Final answer:
In the thermite reaction between 10.0g of iron(III) oxide and 10.0g of aluminum, the limiting reactant is iron(III) oxide, resulting in the production of 6.99 grams of molten iron.
Step-by-step explanation:
Determining the Limiting Reactant and Mass of Iron Produced in a Thermite Reaction
When 10.0g of iron(III) oxide (Fe2O3)reacts with 10.0g of aluminum (Al), a thermite reaction occurs. This exothermic reaction is represented by the balanced chemical equation:
2 Al(s) + Fe2O3(s) → 2 Fe(s) + Al2O3(s)
To find out the limiting reactant, we need to calculate the moles of each reactant from their given masses. The molar mass of Al is 26.98 g/mol, and the molar mass of Fe2O3 is 159.69 g/mol.
10.0 g Al x (1 mol Al / 26.98 g Al) = 0.3707 mol Al
10.0 g Fe2O3 x (1 mol Fe2O3 / 159.69 g Fe2O3) = 0.0626 mol Fe2O3
According to the balanced chemical equation, the stoichiometry is 2 moles of Al per 1 mole of Fe2O3. Dividing each number of moles by the respective stoichiometric coefficient:
0.3707 mol Al / 2 = 0.1854
0.0626 mol Fe2O3/ 1 = 0.0626
The smaller result indicates the limiting reactant. Hence, Fe2O3 limits the reaction and determines the maximum amount of product.

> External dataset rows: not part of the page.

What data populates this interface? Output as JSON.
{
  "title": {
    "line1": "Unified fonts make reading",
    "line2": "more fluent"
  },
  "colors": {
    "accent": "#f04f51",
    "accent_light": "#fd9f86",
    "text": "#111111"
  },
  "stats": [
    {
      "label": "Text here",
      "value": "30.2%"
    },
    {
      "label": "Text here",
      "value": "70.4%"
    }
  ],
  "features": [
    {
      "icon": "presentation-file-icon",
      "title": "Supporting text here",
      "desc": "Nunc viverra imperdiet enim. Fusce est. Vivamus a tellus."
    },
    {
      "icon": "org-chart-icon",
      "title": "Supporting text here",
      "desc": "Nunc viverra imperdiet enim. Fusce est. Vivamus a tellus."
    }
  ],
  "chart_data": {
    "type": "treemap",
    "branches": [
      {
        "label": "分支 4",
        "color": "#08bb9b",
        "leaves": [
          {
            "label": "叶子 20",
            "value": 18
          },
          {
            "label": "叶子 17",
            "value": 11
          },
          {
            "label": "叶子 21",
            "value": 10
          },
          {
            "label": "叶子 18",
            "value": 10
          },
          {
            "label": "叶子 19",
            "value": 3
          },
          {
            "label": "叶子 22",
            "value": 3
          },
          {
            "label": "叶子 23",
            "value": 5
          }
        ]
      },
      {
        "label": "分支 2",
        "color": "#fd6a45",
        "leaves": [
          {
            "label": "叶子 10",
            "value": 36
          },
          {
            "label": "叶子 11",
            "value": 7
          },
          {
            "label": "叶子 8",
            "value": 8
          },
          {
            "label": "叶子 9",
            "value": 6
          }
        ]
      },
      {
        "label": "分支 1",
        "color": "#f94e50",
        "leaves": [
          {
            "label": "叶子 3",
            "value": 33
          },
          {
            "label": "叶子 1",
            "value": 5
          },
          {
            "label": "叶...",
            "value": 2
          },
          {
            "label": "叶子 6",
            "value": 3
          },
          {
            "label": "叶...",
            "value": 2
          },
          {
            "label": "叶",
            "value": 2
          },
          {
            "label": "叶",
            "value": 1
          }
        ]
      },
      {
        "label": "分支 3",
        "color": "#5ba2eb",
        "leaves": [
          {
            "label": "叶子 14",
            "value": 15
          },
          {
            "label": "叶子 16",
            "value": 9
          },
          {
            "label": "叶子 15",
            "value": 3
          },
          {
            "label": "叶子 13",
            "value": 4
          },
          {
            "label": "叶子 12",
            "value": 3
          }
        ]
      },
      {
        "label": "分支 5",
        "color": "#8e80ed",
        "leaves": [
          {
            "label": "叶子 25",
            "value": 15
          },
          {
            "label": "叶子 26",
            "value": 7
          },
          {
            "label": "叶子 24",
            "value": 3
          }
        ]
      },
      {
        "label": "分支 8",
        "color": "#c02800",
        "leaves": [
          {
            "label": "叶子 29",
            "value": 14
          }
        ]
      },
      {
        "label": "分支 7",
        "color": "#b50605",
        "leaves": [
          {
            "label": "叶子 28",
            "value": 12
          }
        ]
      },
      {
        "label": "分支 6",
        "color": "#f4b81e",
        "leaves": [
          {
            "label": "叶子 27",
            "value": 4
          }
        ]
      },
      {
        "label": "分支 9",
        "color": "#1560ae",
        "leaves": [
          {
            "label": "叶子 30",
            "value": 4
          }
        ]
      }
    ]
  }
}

As per the equation, 1 mole of Fe2O3 yields 2 moles of Fe. Therefore, 0.0626 mol Fe2O3 yields 2 x 0.0626 mol of Fe = 0.1252 mol Fe. The molar mass of Fe is 55.85 g/mol.
0.1252 mol Fe x (55.85 g Fe / 1 mol Fe) = 6.99 g Fe (rounded to three significant figures)
So, 6.99 grams of molten iron is produced from the thermite reaction between 10.0g of iron(iii) oxide and 10.0g of Al, with Fe2O3 being the limiting reactant.